Abstract Background The emerging discipline of engineering education research is increasingly embracing a diverse range of interpretive research methods, whose adoption is characterized by a lack of coherent ways to conceptualize, communicate, and judge the quality of interpretive inquiries. Yet fields that have traditionally employed these methods do not offer a consensus about research quality. Purpose This article presents reflections on challenges to research quality in an example interpretive engineering education study, and offers a quality framework that emerged from this study as a coherent, discipline‐specific view on interpretive research quality. Design/Method Analysis of the prior study of engineering students' competency formation by the author(s) is combined with a synthesis of the literature from the broad intellectual traditions of the interpretive paradigm to inform the development of a theoretical framework of research quality.
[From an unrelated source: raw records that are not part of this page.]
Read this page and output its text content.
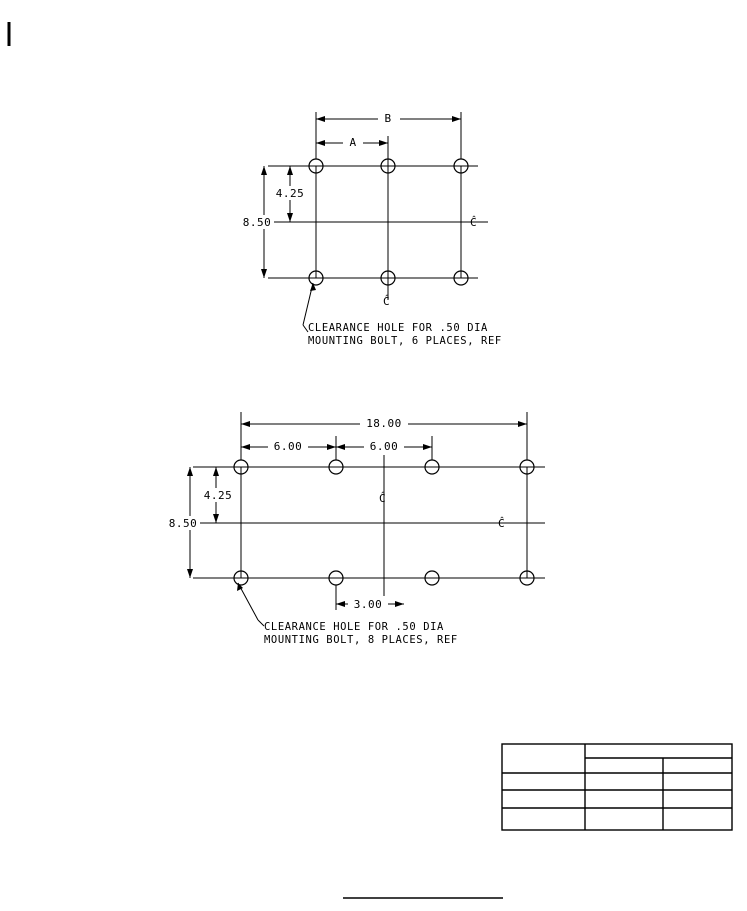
B
A
4.25
8.50	Ĉ
Ĉ
CLEARANCE HOLE FOR .50 DIA
MOUNTING BOLT, 6 PLACES, REF
18.00
6.00	6.00
4.25
8.50
3.00
Ĉ
Ĉ
CLEARANCE HOLE FOR .50 DIA
MOUNTING BOLT, 8 PLACES, REF
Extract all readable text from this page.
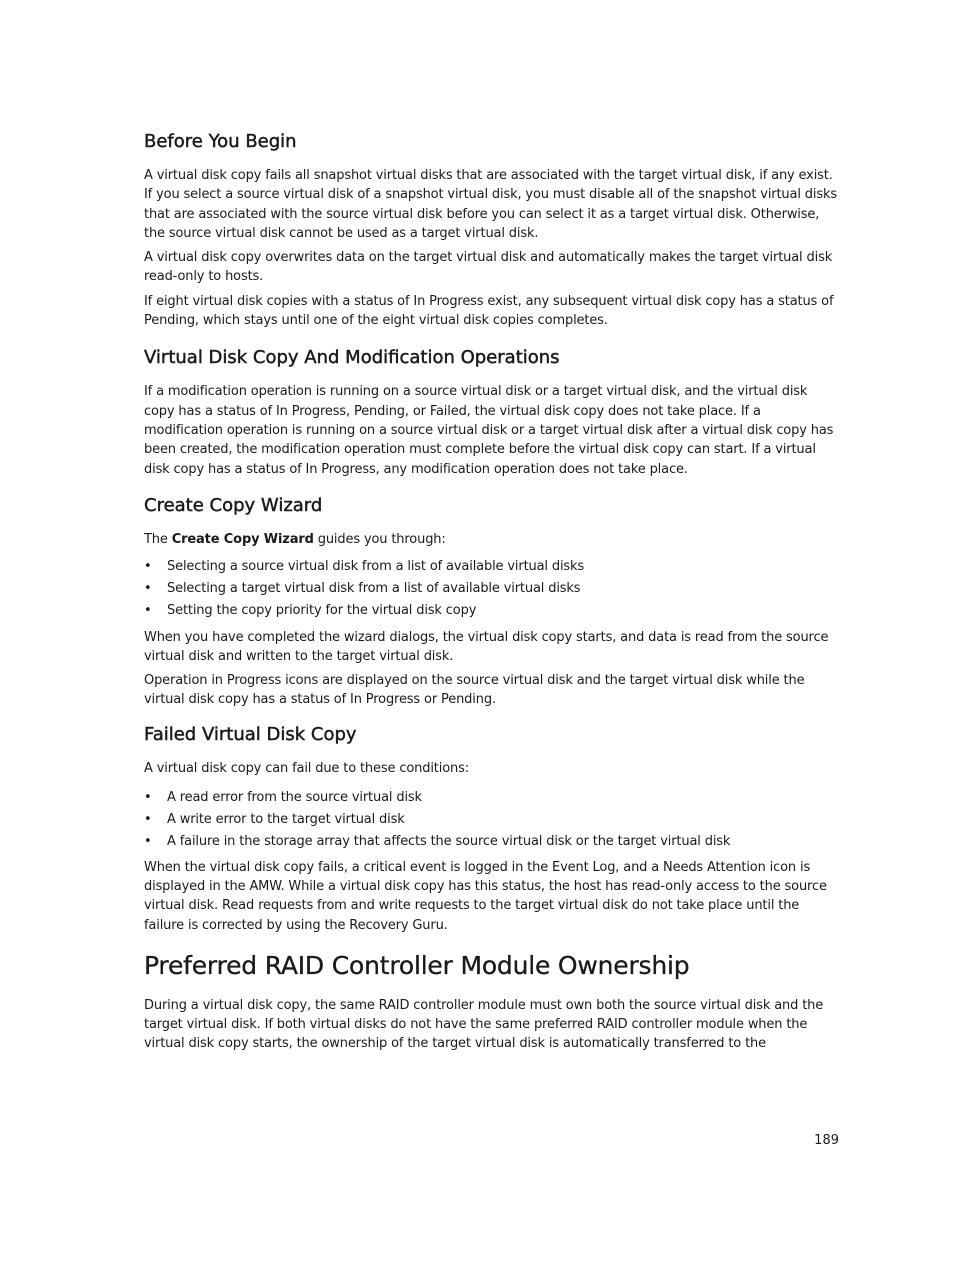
Before You Begin

A virtual disk copy fails all snapshot virtual disks that are associated with the target virtual disk, if any exist. If you select a source virtual disk of a snapshot virtual disk, you must disable all of the snapshot virtual disks that are associated with the source virtual disk before you can select it as a target virtual disk. Otherwise, the source virtual disk cannot be used as a target virtual disk.

A virtual disk copy overwrites data on the target virtual disk and automatically makes the target virtual disk read-only to hosts.

If eight virtual disk copies with a status of In Progress exist, any subsequent virtual disk copy has a status of Pending, which stays until one of the eight virtual disk copies completes.

Virtual Disk Copy And Modification Operations

If a modification operation is running on a source virtual disk or a target virtual disk, and the virtual disk copy has a status of In Progress, Pending, or Failed, the virtual disk copy does not take place. If a modification operation is running on a source virtual disk or a target virtual disk after a virtual disk copy has been created, the modification operation must complete before the virtual disk copy can start. If a virtual disk copy has a status of In Progress, any modification operation does not take place.

Create Copy Wizard

The Create Copy Wizard guides you through:

• Selecting a source virtual disk from a list of available virtual disks
• Selecting a target virtual disk from a list of available virtual disks
• Setting the copy priority for the virtual disk copy

When you have completed the wizard dialogs, the virtual disk copy starts, and data is read from the source virtual disk and written to the target virtual disk.

Operation in Progress icons are displayed on the source virtual disk and the target virtual disk while the virtual disk copy has a status of In Progress or Pending.

Failed Virtual Disk Copy

A virtual disk copy can fail due to these conditions:

• A read error from the source virtual disk
• A write error to the target virtual disk
• A failure in the storage array that affects the source virtual disk or the target virtual disk

When the virtual disk copy fails, a critical event is logged in the Event Log, and a Needs Attention icon is displayed in the AMW. While a virtual disk copy has this status, the host has read-only access to the source virtual disk. Read requests from and write requests to the target virtual disk do not take place until the failure is corrected by using the Recovery Guru.

Preferred RAID Controller Module Ownership

During a virtual disk copy, the same RAID controller module must own both the source virtual disk and the target virtual disk. If both virtual disks do not have the same preferred RAID controller module when the virtual disk copy starts, the ownership of the target virtual disk is automatically transferred to the

189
Results Drawing on the engineering metaphor of quality management, we propose a systematic, process‐oriented framework of research quality along two dimensions: a process model locates quality strategies throughout the research process, and a typology systemizes fundamental aspects of validation (theoretical, procedural, communicative, and pragmatic) and the concept of process reliability to explicate quality strategies in their fundamental contribution to substantiating knowledge claims. Conclusion The quality framework provides a way to develop and demonstrate overall research quality in the interpretive inquiry by shifting attention away from assessing the research quality of a final product. Rather, the framework provides guidance to systematically document and explicitly demonstrate quality considerations throughout the entire research process.